PALEOGEOGRAPHIC RECONSTRUCTION OF THE CENTRAL NORTH AMERICA CORDILLERA USING KNOWN CRETACEOUS AND CENOZOIC STRIKE-SLIP FAULTS AND SELECTED PALEOMAGNETIC DATA


UMHOEFER, Paul J. and BLAKEY, Ronald C., Department of Geology, Northern Arizona Univ, Box 4099, Flagstaff, AZ 86011, paul.umhoefer@nau.edu

A related abstract in this session describes the rationale for the moderate translation (1600 km) of Baja BC from 85 to 40 Ma. In this poster, we will present an 85 Ma reconstruction that shows the entire Cordillera from Mexico to Alaska, and a series of large format maps of the 1600-km-translation reconstruction with an emphasis on the relations at the latitudes of the western United States. These maps will provide a forum for discussion and analysis and allow us to explore several aspects of the reconstruction. (1) The reconstruction allows us to ask what fragments now to the north may have been the missing outer convergent margin of the Salinian – Mojave block and the outer parts of the truncated southern Great Valley Group? Candidates appear to be the Ochoa and Methow basins. (2) We can relate the maps to the timing and type of events that occurred at the S end of Baja BC and along the corridor between the Salinian - Mojave block and the Sierra Nevada. We will show a specific plate tectonic scenario that predicts a series of testable events. (3) The model demands that the Franciscan was a transpressional belt and the Great Valley Group a transpressional or transtensional basin from 85 to 65 Ma. We can explore where and when this must occur along the California margin in detail. A transtensional setting for the Great Valley basin may be preferred as it remained a largely marine basin in the Late Cretaceous, while Baja BC to the west of California had only terrestrial or no deposition after 85 Ma, which suggests broad uplift across Baja BC. (4) We’ll explore how changes in the interior of the western U.S. may reflect the Kula - Farallon boundary moving rapidly north from southern California to Seattle between 85 and 45 Ma.

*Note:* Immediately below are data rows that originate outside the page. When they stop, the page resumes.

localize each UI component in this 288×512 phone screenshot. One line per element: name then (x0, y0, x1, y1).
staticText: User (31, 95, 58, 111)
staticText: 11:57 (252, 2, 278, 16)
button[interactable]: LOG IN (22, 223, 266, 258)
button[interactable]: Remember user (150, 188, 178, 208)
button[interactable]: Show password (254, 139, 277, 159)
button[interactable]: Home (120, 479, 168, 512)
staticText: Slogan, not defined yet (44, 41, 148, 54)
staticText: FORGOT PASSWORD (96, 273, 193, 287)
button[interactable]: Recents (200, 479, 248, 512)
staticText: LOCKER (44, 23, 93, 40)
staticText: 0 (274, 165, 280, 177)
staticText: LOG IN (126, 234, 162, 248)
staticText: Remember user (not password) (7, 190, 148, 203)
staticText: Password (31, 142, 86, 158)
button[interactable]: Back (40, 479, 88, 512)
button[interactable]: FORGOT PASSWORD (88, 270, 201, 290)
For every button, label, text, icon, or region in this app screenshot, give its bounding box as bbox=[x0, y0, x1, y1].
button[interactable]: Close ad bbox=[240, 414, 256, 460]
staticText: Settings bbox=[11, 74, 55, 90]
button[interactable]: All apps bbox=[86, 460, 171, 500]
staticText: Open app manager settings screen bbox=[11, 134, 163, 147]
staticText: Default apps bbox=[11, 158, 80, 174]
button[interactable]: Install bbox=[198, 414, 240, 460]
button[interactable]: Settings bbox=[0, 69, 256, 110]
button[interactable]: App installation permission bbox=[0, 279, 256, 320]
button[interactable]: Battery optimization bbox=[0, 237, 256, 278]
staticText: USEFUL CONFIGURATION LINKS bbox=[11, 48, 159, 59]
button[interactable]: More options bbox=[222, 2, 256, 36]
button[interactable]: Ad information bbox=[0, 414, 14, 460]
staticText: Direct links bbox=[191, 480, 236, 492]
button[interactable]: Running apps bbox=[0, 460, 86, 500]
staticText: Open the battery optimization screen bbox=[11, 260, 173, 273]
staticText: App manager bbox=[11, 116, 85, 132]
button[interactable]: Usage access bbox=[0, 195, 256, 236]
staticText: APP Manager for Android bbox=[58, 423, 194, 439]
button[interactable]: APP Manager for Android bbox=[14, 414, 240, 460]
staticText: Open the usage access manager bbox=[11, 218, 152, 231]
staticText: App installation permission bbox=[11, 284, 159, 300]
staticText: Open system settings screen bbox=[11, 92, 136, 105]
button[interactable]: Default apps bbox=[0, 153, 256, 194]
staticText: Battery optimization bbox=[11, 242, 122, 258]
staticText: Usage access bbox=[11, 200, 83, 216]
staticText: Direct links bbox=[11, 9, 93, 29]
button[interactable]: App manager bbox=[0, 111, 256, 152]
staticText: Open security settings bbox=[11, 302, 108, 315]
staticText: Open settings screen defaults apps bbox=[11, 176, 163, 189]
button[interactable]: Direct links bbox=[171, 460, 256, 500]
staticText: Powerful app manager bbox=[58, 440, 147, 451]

If the part of the Farallon plate that formed in the wake of the north-moving plate boundary was a normal subducting slab, then the Farallon plate would have a major segment boundary off southern California. (5) The model suggests that 800 km of faulting is presently not accounted for along and east of Baja BC. To focus future study, we will show where this faulting is likely to be.